More than a few Columbus residents may not be inclined to watch the new documentary “Our Towns” on HBO Max, which features Columbus among eight small cities across the country.
Once bitten, twice shy, as the saying goes.
The documentary features Atlantic magazine correspondent James Fallows and his wife, Deborah, and is based on their 2018 series “American Futures” published in the magazine.
But for some residents, it’s another instance of national exposure that left a bitter taste in their mouths more than two decades later.
In June 2000, on the CBS show, “48 Hours: Mystery,” a segment focused on the then-unsolved murders of five elderly Columbus residents, casting the city in what many Columbus citizens felt was an unfair and unfavorable light.
Memo to Columbus folks: It’s OK to watch this latest national broadcast, which once again shines a light on the city.
In the spring of 2014, the Fallows spent eight days in Columbus collecting materials for the magazine series. The Fallows visited 10 small cities across the country. Eight of them were featured in the HBO documentary.
In the documentary James Fallows said the cities were chosen because “they all had things to be reckoned with, usually involving some economic shock.”
In the telling of the stories of the cities of California’s “Inland Empire” — Redland, Riverside and San Bernardino — along with Sioux Falls, South Dakota, Eastport, Maine, Charleston, West Virginia, Bend, Oregon and Columbus, the Fallows don’t ignore the struggles of those communities, but rather their reactions to them.
In the Columbus segment, it opens not with economic troubles, but with the city and state’s troubling history of race relations.

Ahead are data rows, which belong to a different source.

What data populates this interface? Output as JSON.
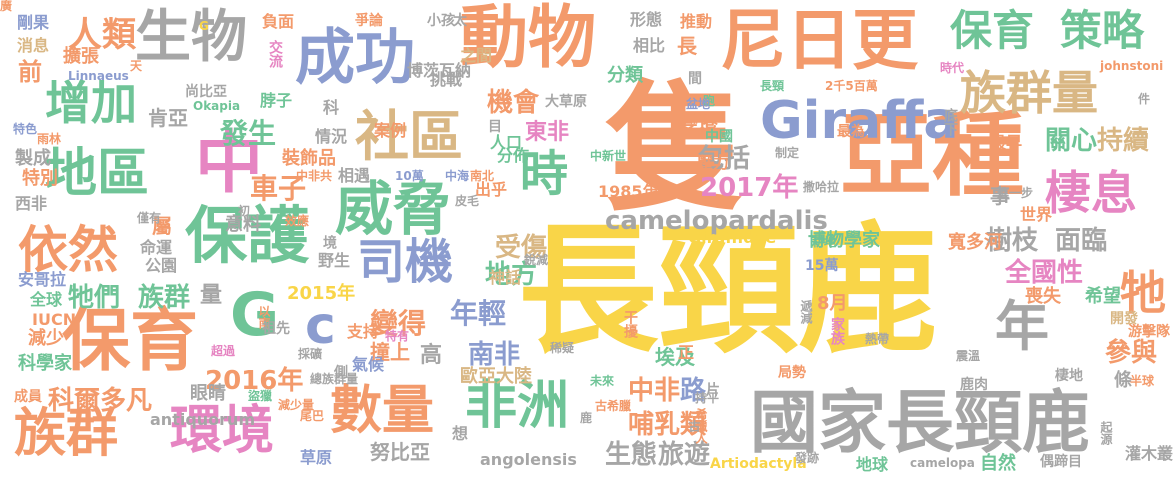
{
  "colors": {
    "yellow": "#f9d548",
    "orange": "#f39a6b",
    "green": "#6fc497",
    "blue": "#8b9ccf",
    "pink": "#e685c2",
    "gray": "#a6a6a6",
    "tan": "#d9b784"
  },
  "words": [
    {
      "text": "長頸鹿",
      "c": "yellow"
    },
    {
      "text": "隻",
      "c": "orange"
    },
    {
      "text": "亞種",
      "c": "orange"
    },
    {
      "text": "國家長頸鹿",
      "c": "gray"
    },
    {
      "text": "動物",
      "c": "orange"
    },
    {
      "text": "尼日更",
      "c": "orange"
    },
    {
      "text": "生物",
      "c": "gray"
    },
    {
      "text": "成功",
      "c": "blue"
    },
    {
      "text": "中",
      "c": "pink"
    },
    {
      "text": "保護",
      "c": "green"
    },
    {
      "text": "保育",
      "c": "orange"
    },
    {
      "text": "G",
      "c": "green"
    },
    {
      "text": "c",
      "c": "blue"
    },
    {
      "text": "威脅",
      "c": "green"
    },
    {
      "text": "社區",
      "c": "tan"
    },
    {
      "text": "時",
      "c": "green"
    },
    {
      "text": "Giraffa",
      "c": "blue"
    },
    {
      "text": "族群量",
      "c": "tan"
    },
    {
      "text": "保育",
      "c": "green"
    },
    {
      "text": "策略",
      "c": "green"
    },
    {
      "text": "棲息",
      "c": "pink"
    },
    {
      "text": "地區",
      "c": "green"
    },
    {
      "text": "增加",
      "c": "green"
    },
    {
      "text": "依然",
      "c": "orange"
    },
    {
      "text": "司機",
      "c": "blue"
    },
    {
      "text": "數量",
      "c": "orange"
    },
    {
      "text": "非洲",
      "c": "green"
    },
    {
      "text": "環境",
      "c": "pink"
    },
    {
      "text": "族群",
      "c": "orange"
    },
    {
      "text": "年",
      "c": "gray"
    },
    {
      "text": "牠",
      "c": "orange"
    },
    {
      "text": "camelopardalis",
      "c": "gray"
    },
    {
      "text": "人類",
      "c": "orange"
    },
    {
      "text": "肯亞",
      "c": "gray"
    },
    {
      "text": "發生",
      "c": "green"
    },
    {
      "text": "車子",
      "c": "orange"
    },
    {
      "text": "機會",
      "c": "orange"
    },
    {
      "text": "東非",
      "c": "pink"
    },
    {
      "text": "2017年",
      "c": "pink"
    },
    {
      "text": "包括",
      "c": "gray"
    },
    {
      "text": "關心",
      "c": "green"
    },
    {
      "text": "持續",
      "c": "tan"
    },
    {
      "text": "樹枝",
      "c": "gray"
    },
    {
      "text": "面臨",
      "c": "gray"
    },
    {
      "text": "全國性",
      "c": "pink"
    },
    {
      "text": "參與",
      "c": "orange"
    },
    {
      "text": "2016年",
      "c": "orange"
    },
    {
      "text": "牠們",
      "c": "green"
    },
    {
      "text": "族群",
      "c": "green"
    },
    {
      "text": "量",
      "c": "gray"
    },
    {
      "text": "變得",
      "c": "orange"
    },
    {
      "text": "年輕",
      "c": "blue"
    },
    {
      "text": "地方",
      "c": "green"
    },
    {
      "text": "受傷",
      "c": "tan"
    },
    {
      "text": "中非",
      "c": "orange"
    },
    {
      "text": "路",
      "c": "blue"
    },
    {
      "text": "哺乳類",
      "c": "orange"
    },
    {
      "text": "南非",
      "c": "blue"
    },
    {
      "text": "科爾多凡",
      "c": "orange"
    },
    {
      "text": "生態",
      "c": "gray"
    },
    {
      "text": "旅遊",
      "c": "gray"
    },
    {
      "text": "努比亞",
      "c": "gray"
    },
    {
      "text": "angolensis",
      "c": "gray"
    },
    {
      "text": "歐亞大陸",
      "c": "tan"
    },
    {
      "text": "埃及",
      "c": "green"
    },
    {
      "text": "高",
      "c": "gray"
    },
    {
      "text": "撞上",
      "c": "orange"
    },
    {
      "text": "眼睛",
      "c": "gray"
    },
    {
      "text": "科學家",
      "c": "green"
    },
    {
      "text": "減少",
      "c": "orange"
    },
    {
      "text": "IUCN",
      "c": "orange"
    },
    {
      "text": "全球",
      "c": "green"
    },
    {
      "text": "公園",
      "c": "gray"
    },
    {
      "text": "命運",
      "c": "gray"
    },
    {
      "text": "野生",
      "c": "gray"
    },
    {
      "text": "2015年",
      "c": "yellow"
    },
    {
      "text": "支持",
      "c": "orange"
    },
    {
      "text": "氣候",
      "c": "blue"
    },
    {
      "text": "條",
      "c": "gray"
    },
    {
      "text": "喪失",
      "c": "orange"
    },
    {
      "text": "希望",
      "c": "green"
    },
    {
      "text": "博物學家",
      "c": "green"
    },
    {
      "text": "寬多河",
      "c": "orange"
    },
    {
      "text": "Giraffidae",
      "c": "yellow"
    },
    {
      "text": "1985年",
      "c": "orange"
    },
    {
      "text": "出乎",
      "c": "orange"
    },
    {
      "text": "分佈",
      "c": "green"
    },
    {
      "text": "人口",
      "c": "green"
    },
    {
      "text": "分類",
      "c": "green"
    },
    {
      "text": "變遷",
      "c": "orange"
    },
    {
      "text": "形態",
      "c": "gray"
    },
    {
      "text": "推動",
      "c": "orange"
    },
    {
      "text": "相比",
      "c": "gray"
    },
    {
      "text": "長",
      "c": "orange"
    },
    {
      "text": "博茨瓦納",
      "c": "gray"
    },
    {
      "text": "挑戰",
      "c": "gray"
    },
    {
      "text": "之間",
      "c": "tan"
    },
    {
      "text": "大草原",
      "c": "gray"
    },
    {
      "text": "案例",
      "c": "orange"
    },
    {
      "text": "科",
      "c": "gray"
    },
    {
      "text": "情況",
      "c": "gray"
    },
    {
      "text": "裝飾品",
      "c": "orange"
    },
    {
      "text": "尚比亞",
      "c": "gray"
    },
    {
      "text": "脖子",
      "c": "green"
    },
    {
      "text": "剛果",
      "c": "blue"
    },
    {
      "text": "消息",
      "c": "tan"
    },
    {
      "text": "擴張",
      "c": "orange"
    },
    {
      "text": "前",
      "c": "orange"
    },
    {
      "text": "Linnaeus",
      "c": "blue"
    },
    {
      "text": "製成",
      "c": "gray"
    },
    {
      "text": "特別",
      "c": "orange"
    },
    {
      "text": "西非",
      "c": "gray"
    },
    {
      "text": "屬",
      "c": "orange"
    },
    {
      "text": "意料",
      "c": "gray"
    },
    {
      "text": "相遇",
      "c": "gray"
    },
    {
      "text": "草原",
      "c": "blue"
    },
    {
      "text": "想",
      "c": "gray"
    },
    {
      "text": "地球",
      "c": "green"
    },
    {
      "text": "camelopa",
      "c": "gray"
    },
    {
      "text": "自然",
      "c": "green"
    },
    {
      "text": "灌木叢",
      "c": "gray"
    },
    {
      "text": "世界",
      "c": "orange"
    },
    {
      "text": "事",
      "c": "gray"
    },
    {
      "text": "最早",
      "c": "orange"
    },
    {
      "text": "壓力",
      "c": "orange"
    },
    {
      "text": "神話",
      "c": "tan"
    },
    {
      "text": "johnstoni",
      "c": "orange"
    },
    {
      "text": "棲地",
      "c": "gray"
    },
    {
      "text": "鹿肉",
      "c": "gray"
    },
    {
      "text": "持平",
      "c": "gray"
    },
    {
      "text": "片",
      "c": "gray"
    },
    {
      "text": "8月",
      "c": "orange"
    },
    {
      "text": "正",
      "c": "orange"
    },
    {
      "text": "時代",
      "c": "pink"
    },
    {
      "text": "件",
      "c": "gray"
    },
    {
      "text": "半球",
      "c": "orange"
    },
    {
      "text": "開發",
      "c": "tan"
    },
    {
      "text": "游擊隊",
      "c": "orange"
    },
    {
      "text": "局勢",
      "c": "orange"
    },
    {
      "text": "偶蹄目",
      "c": "gray"
    },
    {
      "text": "Artiodactyla",
      "c": "yellow"
    },
    {
      "text": "安哥拉",
      "c": "blue"
    },
    {
      "text": "Okapia",
      "c": "green"
    },
    {
      "text": "特色",
      "c": "blue"
    },
    {
      "text": "雨林",
      "c": "orange"
    },
    {
      "text": "antiquorum",
      "c": "gray"
    },
    {
      "text": "盜獵",
      "c": "green"
    },
    {
      "text": "減少量",
      "c": "orange"
    },
    {
      "text": "成員",
      "c": "orange"
    },
    {
      "text": "G",
      "c": "yellow"
    },
    {
      "text": "負面",
      "c": "orange"
    },
    {
      "text": "爭論",
      "c": "orange"
    },
    {
      "text": "小孩",
      "c": "gray"
    },
    {
      "text": "太",
      "c": "gray"
    },
    {
      "text": "天",
      "c": "orange"
    },
    {
      "text": "交流",
      "c": "pink"
    },
    {
      "text": "間",
      "c": "gray"
    },
    {
      "text": "跑",
      "c": "green"
    },
    {
      "text": "中國",
      "c": "green"
    },
    {
      "text": "長頸",
      "c": "green"
    },
    {
      "text": "2千5百萬",
      "c": "orange"
    },
    {
      "text": "最為",
      "c": "orange"
    },
    {
      "text": "底下",
      "c": "gray"
    },
    {
      "text": "制定",
      "c": "gray"
    },
    {
      "text": "撒哈拉",
      "c": "gray"
    },
    {
      "text": "進一步",
      "c": "gray"
    },
    {
      "text": "耕地",
      "c": "green"
    },
    {
      "text": "15萬",
      "c": "blue"
    },
    {
      "text": "干擾",
      "c": "orange"
    },
    {
      "text": "遞減",
      "c": "gray"
    },
    {
      "text": "熱帶",
      "c": "gray"
    },
    {
      "text": "以南",
      "c": "orange"
    },
    {
      "text": "祖先",
      "c": "gray"
    },
    {
      "text": "採礦",
      "c": "gray"
    },
    {
      "text": "超過",
      "c": "pink"
    },
    {
      "text": "特有",
      "c": "pink"
    },
    {
      "text": "總族群量",
      "c": "gray"
    },
    {
      "text": "未來",
      "c": "green"
    },
    {
      "text": "古希臘",
      "c": "orange"
    },
    {
      "text": "希臘人",
      "c": "orange"
    },
    {
      "text": "稀疑",
      "c": "gray"
    },
    {
      "text": "尾巴",
      "c": "orange"
    },
    {
      "text": "僅有",
      "c": "gray"
    },
    {
      "text": "初",
      "c": "gray"
    },
    {
      "text": "效應",
      "c": "orange"
    },
    {
      "text": "南北",
      "c": "orange"
    },
    {
      "text": "中非共",
      "c": "orange"
    },
    {
      "text": "10萬",
      "c": "blue"
    },
    {
      "text": "中海",
      "c": "blue"
    },
    {
      "text": "中新世",
      "c": "green"
    },
    {
      "text": "皮毛",
      "c": "gray"
    },
    {
      "text": "起源",
      "c": "gray"
    },
    {
      "text": "發跡",
      "c": "gray"
    },
    {
      "text": "銳減",
      "c": "gray"
    },
    {
      "text": "盆地",
      "c": "blue"
    },
    {
      "text": "目",
      "c": "gray"
    },
    {
      "text": "境",
      "c": "gray"
    },
    {
      "text": "側",
      "c": "gray"
    },
    {
      "text": "古",
      "c": "gray"
    },
    {
      "text": "家族",
      "c": "pink"
    },
    {
      "text": "鹿",
      "c": "gray"
    },
    {
      "text": "震溫",
      "c": "gray"
    },
    {
      "text": "廣",
      "c": "orange"
    }
  ]
}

“There are things to be reckoned with,” James Fallows says at the beginning of the segment.
Even so, the segment focuses not on reciting the litany of abuses of Black citizens, but on how the community is addressing it. The segment begins with footage of the Eighth of May Emancipation Day Celebration by Mississippi School for Math and Science students at Sandfield Cemetery.
Only then, does the segment address the economy, connecting the dots between the city’s racial history and its present economy.
“Factories around Columbus used to make things like blue jeans, hot dogs, pork chops and toilets,” James Fallows said. “Those industries disappeared, leaving 20 percent unemployment in the poorest state in the country. Getting out of that kind of depression just doesn’t happen. It takes community action.
Fallows cited the founding of the LINK as the pivotal moment, introducing LINK CEO Joe Max Higgins, who deftly connected the city’s racial struggles of the past with its present trajectory.
“Columbus has a foot in antebellum and a foot in the future,” Higgins says in the segment. “Some days, they almost seem confused.
“When I got here, I said, ‘Before I take this job, answer a question for me: Are you a community that values your past more than your future?’ They said, ‘Oh no.’ I took the job.”
The segment notes the arrival of industry in the county as well as its efforts in educating residents to be employable.
Former East Mississippi Community College workforce development director Raj Shanauk talks about the then-as-yet-to be-completed Communiversity.
“The old attitude was that vocational school was a penalty a person paid,” Shanauk tells the Fallows. “Today, we are about second chances. Many individuals in our community are one flat tire away from losing their job or not finishing their education. We help bring partners in to remove those barriers. We lift up the community as a whole.”
Deborah Fallows is clearly impressed. “That’s the best description of community college and what you do that I’ve heard anywhere,” she said.
Columbus certainly has its share of problems, but “Our Towns” reminds us that we have much to take pride in.
There’s nothing cringe-worthy in the 10-minute segment.
In other words, it’s not “Another 48 Hours.”
The Dispatch Editorial Board is made up of publisher Peter Imes, columnist Slim Smith, managing editor Zack Plair and senior newsroom staff.